Jeżeli to prawda a mam nadzieję że tak (Marianów życzę jak najlepiej żeby nie było) to za długo to ta ich miłość nie trwała ;) ile oni ze sobą byli z miesiąc!? chyba dłużej nie
Wchodzę na forum a tu już tyle informacji :P Czyli ślub już trwa :) ok to jak będziecie coś nowego wiedzieć to piszcie :P
Jeśli Camila faktycznie jest za granicą no to może w ramach swojej pracy i dlatego na ślub z Mariano nie mogła przyjść ;) choć dla mnie opcja ze nie są juz razem to nie ukrywam mi pasuje najbardziej ;)
No w sumie jest to troche dziwne, że jej nie zabrał, tym bardziej, że była z nim nawet na tym evencie gdzie jego była żona prezentowała swoją marke ubrań, a tu już jej z nim nie ma.
Po jej insta story widać, że jest ze swoimi kotami chyba u siebie w mieszkaniu także chyba czas ma :D
Lali podobno była widziana na lotnisku, ale nie wiadomo gdzie leci.
Mariano przyleciał do Salta więc ona może też.
Nie, że tym samym lotem tylko, że może ona też wybrała samolot, żeby zaoszczędzić czas.

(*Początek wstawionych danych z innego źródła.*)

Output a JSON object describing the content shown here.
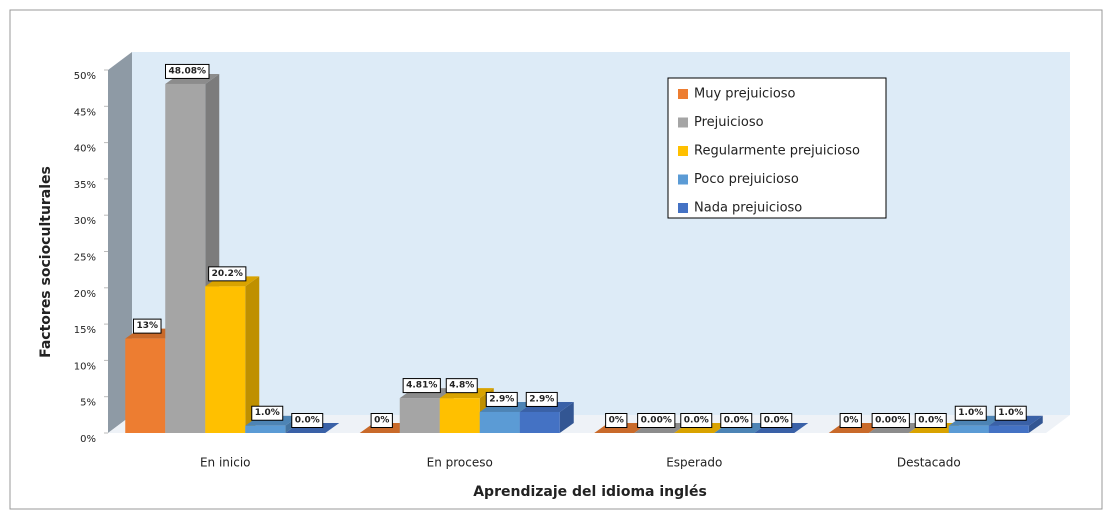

Jak nie będzie na ślubie to pewnie poleciała do Włoszech.
A wtedy będzie dupa za przeproszeniem... ;( Tylko w sumie teraz pytanie po co by przylatywała do Argentyny jak nie po to by na ślub pójść? ;/ Oczywiście mogła mieć wiele innych powodów ale dla nas to bedzie zawód jesli nie na ślub
O tym ze nie sa razem powiedzial jakis znajomy Mariano podobno... Oby to byla prawda :)
Ja czytałam kilka dni temu na tt na jednym z kont że ona powiedziała że będzie na ślubie a to konto jest wiarygodne bo sie wiele informacji z niego sprawdza a do tego Lali wróciła z Rzymu wiec wszystko na to wskazywało a zatem albo miała być ale cos się wydarzyło i zrezygnowała albo przyjdzie na wesele tylko albo skłamała mówiąc ze przyjdzie żeby zmylić fanów, nie wiem
Lali coś nie widać na ślubie. Mariano poszedł z Franco. A o Lali nic nie wiadomo :(
Na pewno za niedługo pojawia się zdjęcia gości i będziemy wszystko wiedzieć ;)
Nie :( a przynajmniej na razie. Mam nadzieję że jeszcze dotrze ale już tylko odrobinkę jej mam niestety...
Lali nie będzie na weselu bo jakby miała być to już by była a jej nie ma :(
Pewnie myślała że Mariano przyjdzie z camila i nie chciała przyjść.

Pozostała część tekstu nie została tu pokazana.